Secondly, don't waste your time on a routine that sounds like some new high-tech routine that involves super-slow, high-rep, followed by low-rep and then has you doing some silly bounding exercises while balancing on one leg or something. Routines like these are published everyday and rookies fall for this garbage all the time.

Remember what I said about similarities? Don't look for a routine that's radically different. Find one that's stood the test of time. It's called old school and it works!

Body Parts:

Train each body part only once per week. For example, hit your chest hard on Monday and give it a full week to recuperate. Don't fall for training everything two to three times per week.

You'll end up overtraining.

Sets and Reps:

If you want size, keep your reps between four and eight. If you want cuts, keep your reps between four and eight.

You need to train heavy to gain size and doing between four and eight reps allows you to use heavy weight. Always concentrate on building muscle. Don't increase the number of reps to burn off fat. Burn fat by doing cardio and eating less.

For sets, do about two to three warm-ups on your first exercise and only one on your next exercises. Do three to four heavy sets on each exercise. For large body parts, do 12-15 sets and for smaller ones do eight to 10.

Exercises:

Stick with basic combination exercises for mass. Forget the isolation movements.

If you want a big chest, do heavy inclines and flat bench presses. Don't waste your time on cable cross-overs—unless you use them as a light warm-up.

Hit your back with barbell rows and deadlifts.

Do squats and/or leg presses for your thighs.

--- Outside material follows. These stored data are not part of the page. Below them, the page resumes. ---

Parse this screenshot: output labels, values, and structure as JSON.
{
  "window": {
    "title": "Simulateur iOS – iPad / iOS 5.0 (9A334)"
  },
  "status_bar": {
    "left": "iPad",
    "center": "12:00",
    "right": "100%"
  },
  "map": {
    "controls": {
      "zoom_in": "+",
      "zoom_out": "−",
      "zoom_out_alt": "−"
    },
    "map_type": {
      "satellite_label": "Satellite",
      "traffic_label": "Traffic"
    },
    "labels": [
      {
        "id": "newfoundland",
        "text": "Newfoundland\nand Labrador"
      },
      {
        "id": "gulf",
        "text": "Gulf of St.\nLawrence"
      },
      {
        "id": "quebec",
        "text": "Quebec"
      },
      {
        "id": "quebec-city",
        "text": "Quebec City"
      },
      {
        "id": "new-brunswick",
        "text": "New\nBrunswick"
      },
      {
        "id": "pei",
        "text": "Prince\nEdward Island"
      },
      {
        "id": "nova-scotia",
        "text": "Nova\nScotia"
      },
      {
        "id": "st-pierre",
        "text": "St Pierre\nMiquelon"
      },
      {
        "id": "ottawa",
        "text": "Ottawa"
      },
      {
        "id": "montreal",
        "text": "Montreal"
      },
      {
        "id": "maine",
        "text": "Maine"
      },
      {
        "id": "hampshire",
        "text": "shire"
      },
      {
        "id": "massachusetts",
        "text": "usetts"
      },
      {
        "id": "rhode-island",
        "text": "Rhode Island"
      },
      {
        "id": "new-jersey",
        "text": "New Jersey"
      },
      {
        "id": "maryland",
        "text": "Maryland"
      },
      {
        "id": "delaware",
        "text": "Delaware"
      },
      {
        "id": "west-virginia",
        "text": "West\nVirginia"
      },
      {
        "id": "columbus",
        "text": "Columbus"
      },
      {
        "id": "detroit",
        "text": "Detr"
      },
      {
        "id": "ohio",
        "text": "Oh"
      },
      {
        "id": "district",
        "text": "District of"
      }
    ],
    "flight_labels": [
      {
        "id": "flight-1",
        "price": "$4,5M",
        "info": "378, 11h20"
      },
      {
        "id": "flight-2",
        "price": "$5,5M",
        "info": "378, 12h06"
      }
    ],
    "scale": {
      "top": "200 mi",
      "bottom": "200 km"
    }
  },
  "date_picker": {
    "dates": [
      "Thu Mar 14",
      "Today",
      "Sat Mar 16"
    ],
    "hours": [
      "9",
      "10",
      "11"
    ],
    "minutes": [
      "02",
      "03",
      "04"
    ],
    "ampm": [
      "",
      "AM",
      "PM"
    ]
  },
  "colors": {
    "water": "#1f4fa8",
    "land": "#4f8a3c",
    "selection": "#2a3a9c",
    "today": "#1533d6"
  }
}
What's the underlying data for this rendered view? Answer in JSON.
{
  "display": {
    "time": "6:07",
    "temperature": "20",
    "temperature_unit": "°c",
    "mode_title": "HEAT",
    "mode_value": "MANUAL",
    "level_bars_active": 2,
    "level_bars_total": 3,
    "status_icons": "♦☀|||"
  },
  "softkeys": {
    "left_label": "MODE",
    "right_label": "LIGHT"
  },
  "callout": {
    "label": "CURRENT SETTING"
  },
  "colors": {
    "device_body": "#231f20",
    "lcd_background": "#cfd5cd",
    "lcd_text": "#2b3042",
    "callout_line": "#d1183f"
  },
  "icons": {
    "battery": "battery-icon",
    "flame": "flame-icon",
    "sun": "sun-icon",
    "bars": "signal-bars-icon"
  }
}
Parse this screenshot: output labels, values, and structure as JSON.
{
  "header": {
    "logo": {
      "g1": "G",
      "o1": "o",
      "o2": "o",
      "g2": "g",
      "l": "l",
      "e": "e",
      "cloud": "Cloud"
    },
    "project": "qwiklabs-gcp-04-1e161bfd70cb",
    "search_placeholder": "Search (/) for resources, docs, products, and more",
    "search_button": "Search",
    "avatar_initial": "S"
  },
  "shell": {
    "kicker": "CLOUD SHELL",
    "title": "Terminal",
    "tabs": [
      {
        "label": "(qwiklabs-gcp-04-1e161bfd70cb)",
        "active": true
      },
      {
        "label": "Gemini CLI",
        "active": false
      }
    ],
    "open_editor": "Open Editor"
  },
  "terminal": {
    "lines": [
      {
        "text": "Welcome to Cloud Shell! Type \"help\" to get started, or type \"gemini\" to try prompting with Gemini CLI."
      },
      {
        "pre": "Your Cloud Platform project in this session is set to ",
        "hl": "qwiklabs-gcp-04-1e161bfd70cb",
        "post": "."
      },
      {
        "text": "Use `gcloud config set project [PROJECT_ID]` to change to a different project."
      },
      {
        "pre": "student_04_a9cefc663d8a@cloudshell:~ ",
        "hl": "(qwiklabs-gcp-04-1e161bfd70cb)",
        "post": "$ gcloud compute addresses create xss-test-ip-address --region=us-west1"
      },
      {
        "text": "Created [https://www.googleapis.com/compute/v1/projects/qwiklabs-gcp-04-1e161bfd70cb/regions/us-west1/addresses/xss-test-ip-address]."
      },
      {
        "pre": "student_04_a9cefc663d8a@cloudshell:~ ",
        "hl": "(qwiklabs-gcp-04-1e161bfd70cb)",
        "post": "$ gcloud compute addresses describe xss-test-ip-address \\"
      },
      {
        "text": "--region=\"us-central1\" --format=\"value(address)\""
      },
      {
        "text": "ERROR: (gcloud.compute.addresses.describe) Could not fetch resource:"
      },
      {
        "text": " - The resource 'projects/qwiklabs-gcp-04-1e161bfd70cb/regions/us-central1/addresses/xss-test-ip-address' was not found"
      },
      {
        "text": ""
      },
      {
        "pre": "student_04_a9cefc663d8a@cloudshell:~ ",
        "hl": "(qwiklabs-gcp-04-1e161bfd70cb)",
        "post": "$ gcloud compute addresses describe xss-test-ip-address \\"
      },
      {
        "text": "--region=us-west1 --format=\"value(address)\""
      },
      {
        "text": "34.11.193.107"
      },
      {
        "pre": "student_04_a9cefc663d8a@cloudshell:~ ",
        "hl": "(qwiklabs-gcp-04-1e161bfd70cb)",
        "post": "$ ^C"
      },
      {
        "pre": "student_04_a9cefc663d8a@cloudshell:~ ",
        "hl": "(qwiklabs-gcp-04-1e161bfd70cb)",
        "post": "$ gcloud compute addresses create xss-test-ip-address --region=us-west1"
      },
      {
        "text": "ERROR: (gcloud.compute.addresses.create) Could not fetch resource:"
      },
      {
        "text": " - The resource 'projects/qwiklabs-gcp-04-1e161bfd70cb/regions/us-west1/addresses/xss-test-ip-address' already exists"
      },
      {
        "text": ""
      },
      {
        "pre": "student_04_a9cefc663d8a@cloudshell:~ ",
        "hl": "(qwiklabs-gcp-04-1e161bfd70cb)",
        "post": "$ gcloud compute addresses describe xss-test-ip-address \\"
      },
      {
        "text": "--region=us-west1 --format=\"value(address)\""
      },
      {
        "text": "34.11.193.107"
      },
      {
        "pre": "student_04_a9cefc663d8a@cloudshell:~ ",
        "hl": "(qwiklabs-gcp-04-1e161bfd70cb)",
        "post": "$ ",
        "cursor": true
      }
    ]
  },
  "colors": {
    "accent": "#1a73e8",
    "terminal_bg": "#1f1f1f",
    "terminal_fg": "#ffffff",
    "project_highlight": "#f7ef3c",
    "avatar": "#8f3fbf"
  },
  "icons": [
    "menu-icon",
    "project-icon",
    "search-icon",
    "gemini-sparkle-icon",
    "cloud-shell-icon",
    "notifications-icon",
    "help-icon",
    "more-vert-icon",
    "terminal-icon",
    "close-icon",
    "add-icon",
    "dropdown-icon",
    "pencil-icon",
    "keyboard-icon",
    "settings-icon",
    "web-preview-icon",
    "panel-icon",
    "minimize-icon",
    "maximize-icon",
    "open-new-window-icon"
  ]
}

Keep your workouts to less than an hour. Marathon workouts will lead to overtraining.

Finding The Supplements

When it comes to supplements, start with the basics. You need a multivitamin and mineral supplement (I like Animal Pak). They've been around for twenty years and they are loaded with everything.

Next you need protein; whey protein and MRP's are great. Find a brand and flavor you like. I like ProLab, EAS and AST. Also pick up some dextrose to add to your protein before and after your workouts.

You'll make good gains on food, multis and protein for a long time. After a year or so, add creatine and glutamine. Just remember to follow the directions on the labels. It's pretty simple.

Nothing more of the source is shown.